You don’t need to be a narcissist to want to be a hero. Just be an individual with a drive to differentiate yourself. If you’re from the U.S., Australia, Canada or the U.K., you are more individualistic than people from other cultures according to Dutch sociologist, Geert Hofstede. This means that you value self-reliance and autonomy more than collaboration and teamwork.
While accountability and self-reliance are clearly preferable to avoiding responsibility, excessive individualism has a downside. The increasing need for faster innovation and employee engagement demands closer collaboration.
What's a Hero?
Wanting to be a hero at work means striving to differentiate yourself by generating solutions to problems, thus scoring goals with answers that are better than everyone else’s. Heroes are competitive individualists who, liking to be right, debate issues in a win-lose manner, but even a quiet debate suggests that one side is right and the other wrong.

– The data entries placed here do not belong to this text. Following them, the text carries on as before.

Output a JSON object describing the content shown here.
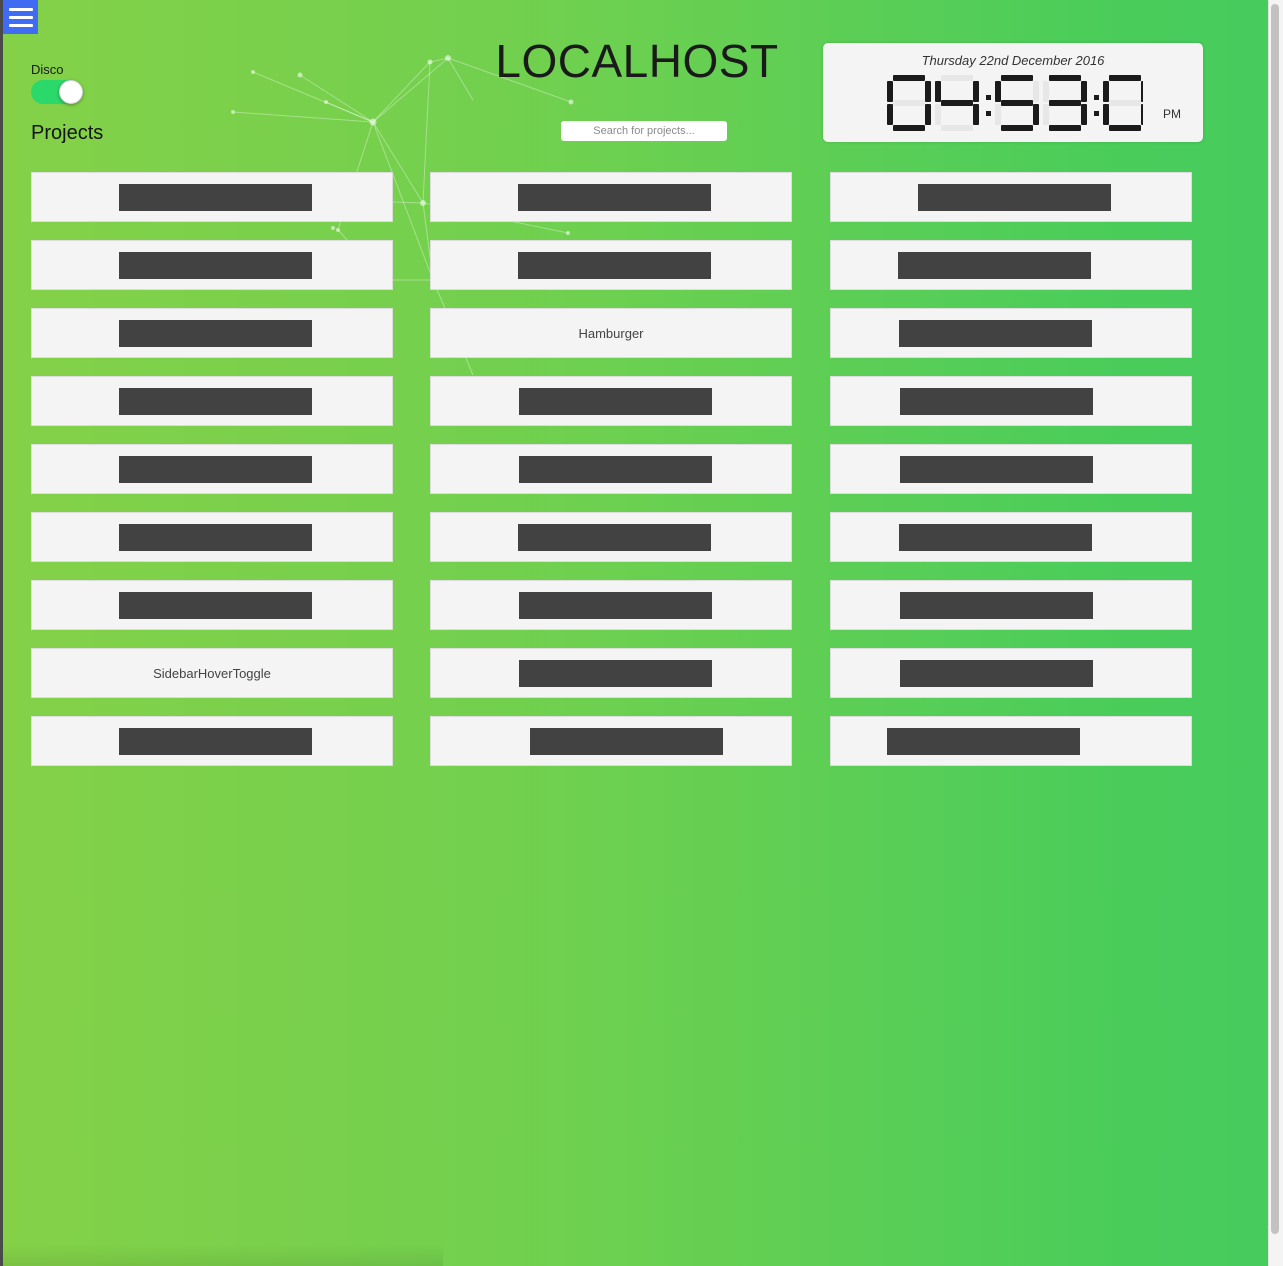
{
  "header": {
    "site_title": "LOCALHOST",
    "search_placeholder": "Search for projects..."
  },
  "sidebar_toggle": {
    "icon": "hamburger-menu-icon",
    "color": "#3f6cf2"
  },
  "disco": {
    "label": "Disco",
    "enabled": true,
    "on_color": "#2bd86a"
  },
  "projects_heading": "Projects",
  "clock": {
    "date": "Thursday 22nd December 2016",
    "time": "04:53:08",
    "ampm": "PM"
  },
  "background": {
    "gradient_start": "#84d148",
    "gradient_end": "#46cb5c"
  },
  "projects": [
    {
      "name": "",
      "redacted": true
    },
    {
      "name": "",
      "redacted": true
    },
    {
      "name": "",
      "redacted": true
    },
    {
      "name": "",
      "redacted": true
    },
    {
      "name": "",
      "redacted": true
    },
    {
      "name": "",
      "redacted": true
    },
    {
      "name": "",
      "redacted": true
    },
    {
      "name": "Hamburger",
      "redacted": false
    },
    {
      "name": "",
      "redacted": true
    },
    {
      "name": "",
      "redacted": true
    },
    {
      "name": "",
      "redacted": true
    },
    {
      "name": "",
      "redacted": true
    },
    {
      "name": "",
      "redacted": true
    },
    {
      "name": "",
      "redacted": true
    },
    {
      "name": "",
      "redacted": true
    },
    {
      "name": "",
      "redacted": true
    },
    {
      "name": "",
      "redacted": true
    },
    {
      "name": "",
      "redacted": true
    },
    {
      "name": "",
      "redacted": true
    },
    {
      "name": "",
      "redacted": true
    },
    {
      "name": "",
      "redacted": true
    },
    {
      "name": "SidebarHoverToggle",
      "redacted": false
    },
    {
      "name": "",
      "redacted": true
    },
    {
      "name": "",
      "redacted": true
    },
    {
      "name": "",
      "redacted": true
    },
    {
      "name": "",
      "redacted": true
    },
    {
      "name": "",
      "redacted": true
    }
  ]
}
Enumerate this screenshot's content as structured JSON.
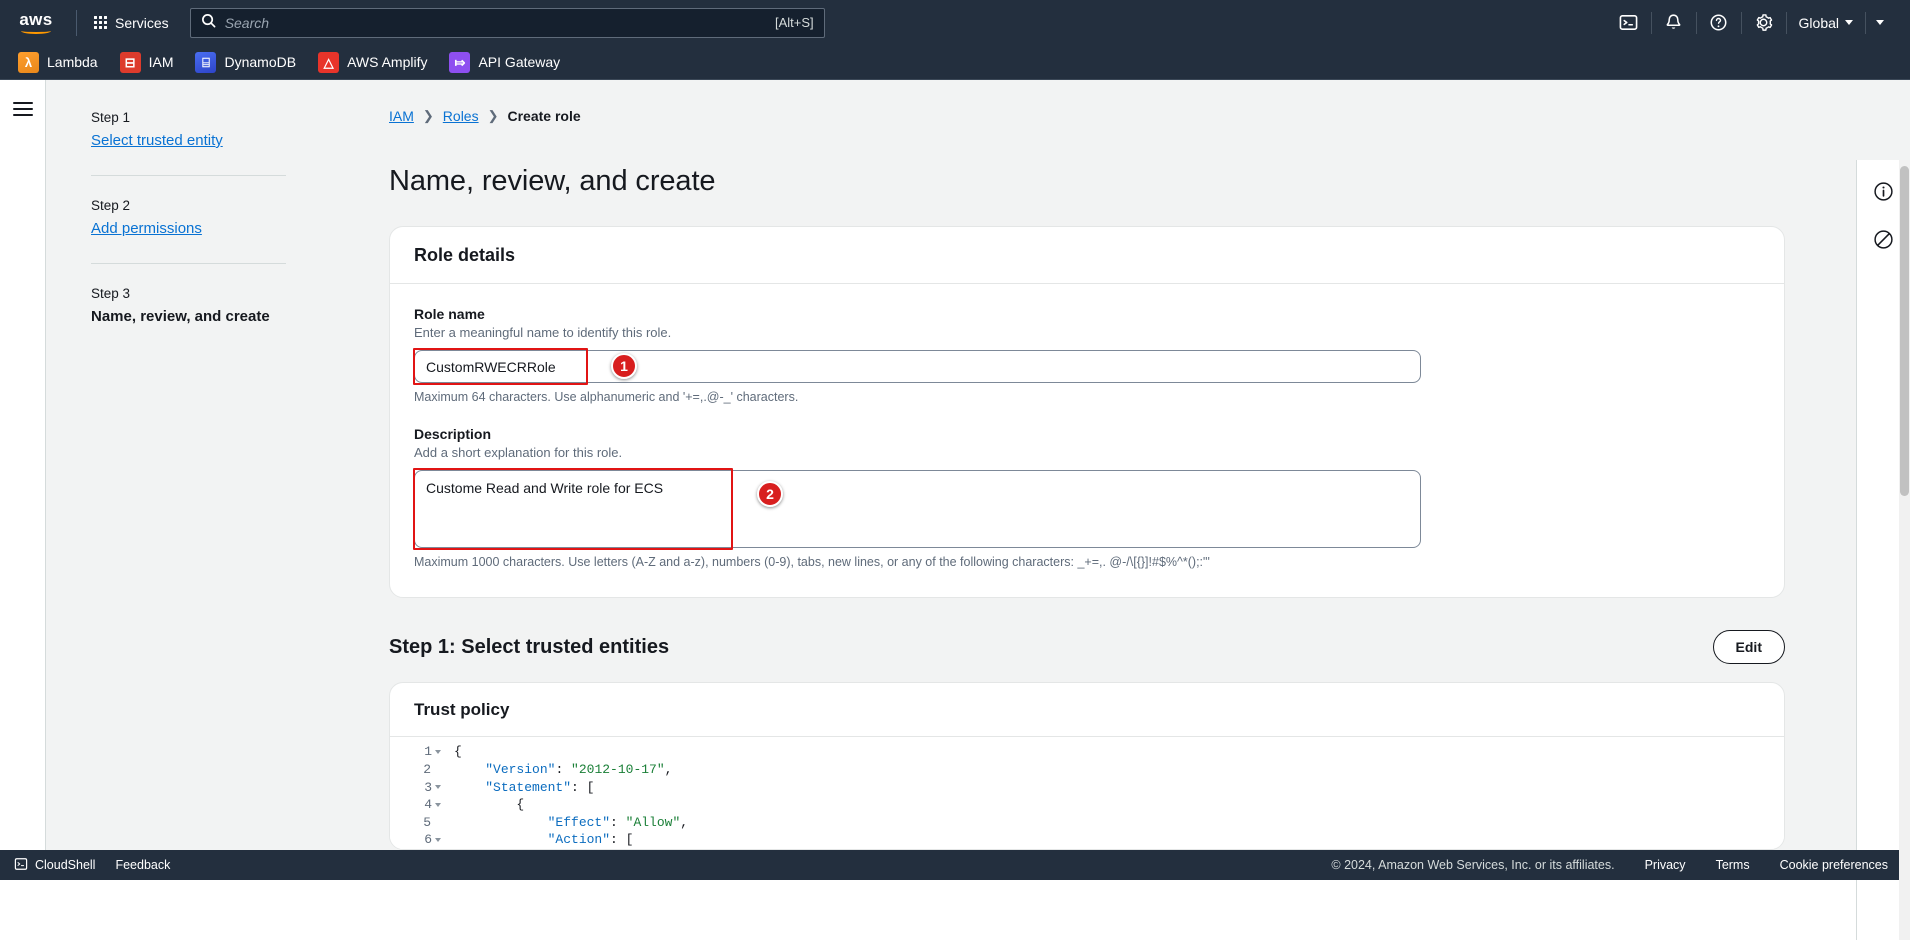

Analytical ability is the key to success in an individualistic culture. Self-reliance means doing your own thinking. Asking others what they think is viewed as a sign of weakness rather than a desire to foster dialogue and collaboration.
Organizational success is hindered by the heroic mindset because managers are expected to have all the answers. This attitude reinforces the metaphor of the organization-as-person, where management (the “head”) does all the thinking while employees (“hands”) are relegated to executing the manager’s wishes.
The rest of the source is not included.